Para ajudar à festa, sentia os amigos a desaparecerem. E os amores também. Claro que conseguia arranjar umas relações que entretiam a solidão. Mas não, naqueles minutos azuis antes de fechar os olhos na cama não tinha dúvidas: sentia-se a ficar sozinho.
Raça de coisa, apesar de tantas experiências, de viver on the go, de ser dos mais giros, dos mais divertidos, com mais histórias, sentia-se incompleto. Sim, dentro dele era o Carpe Diem e o raio que o parta. O Jorge Palma na cabeça: dou-me com toda a gente, não me dou a ninguém…
Que se lixe. Anos seguidos com o pensamento “Não percas nada”. Encheu-se de experiências, de pessoas, de sentimentos. Mas não estava a dar. Passou na rua, ( a correr) e parecia-lhe tudo cinzento. Sim, as pessoas, as ruas, tudo lhe parecia cinzento.
De repente, apareceu-lhe uma frase na cabeça. Em letras grandes e rosa dizia: “Try something new”. Estacou.
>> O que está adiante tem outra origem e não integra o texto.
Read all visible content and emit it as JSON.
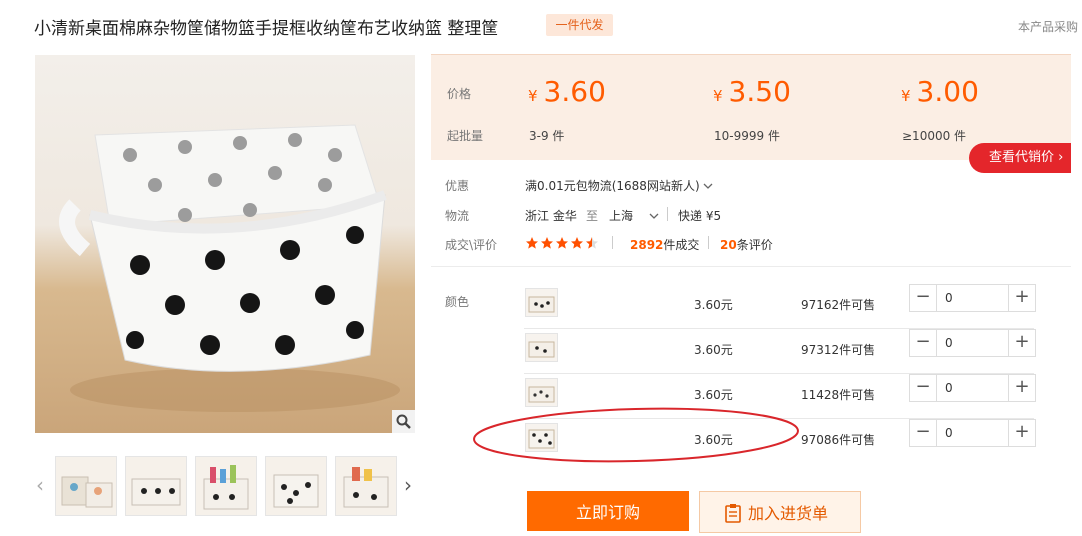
{
  "title": "小清新桌面棉麻杂物筐储物篮手提框收纳筐布艺收纳篮 整理筐",
  "badge": "一件代发",
  "right_note": "本产品采购",
  "price_panel": {
    "price_label": "价格",
    "moq_label": "起批量",
    "currency": "¥",
    "tiers": [
      {
        "price": "3.60",
        "range": "3-9 件"
      },
      {
        "price": "3.50",
        "range": "10-9999 件"
      },
      {
        "price": "3.00",
        "range": "≥10000 件"
      }
    ],
    "agent_button": "查看代销价 ›"
  },
  "info": {
    "promo_label": "优惠",
    "promo_value": "满0.01元包物流(1688网站新人)",
    "logistics_label": "物流",
    "origin": "浙江 金华",
    "to": "至",
    "destination": "上海",
    "express": "快递 ¥5",
    "deal_label": "成交\\评价",
    "rating": 4.5,
    "deals_count": "2892",
    "deals_suffix": "件成交",
    "reviews_count": "20",
    "reviews_suffix": "条评价"
  },
  "sku": {
    "color_label": "颜色",
    "rows": [
      {
        "price": "3.60元",
        "stock": "97162件可售",
        "qty": "0"
      },
      {
        "price": "3.60元",
        "stock": "97312件可售",
        "qty": "0"
      },
      {
        "price": "3.60元",
        "stock": "11428件可售",
        "qty": "0"
      },
      {
        "price": "3.60元",
        "stock": "97086件可售",
        "qty": "0"
      }
    ],
    "minus": "−",
    "plus": "+"
  },
  "actions": {
    "buy_now": "立即订购",
    "add_cart": "加入进货单"
  },
  "colors": {
    "accent_orange": "#ff5b00",
    "agent_red": "#e4262b",
    "annotation_red": "#d9262b"
  }
}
A cabeça rodou e o coração rodou. Passou os últimos anos sempre a fazer sempre coisas diferentes. Ele era a festa, o riso dos amigos, a novidade. Teve experiências diferentes, e viveu muito. Mas naquele momento aquelas letras rosas invadiram-no e obrigaram-no a uma resposta. Não se tratava de fazer mais uma viagem, ou mais um programa ou de mais uma amizade. Agora era para alguma coisa radicalmente diferente. Ele que fazia tudo o que era diferente, decidiu fazer o que era verdadeiramente diferente para ele.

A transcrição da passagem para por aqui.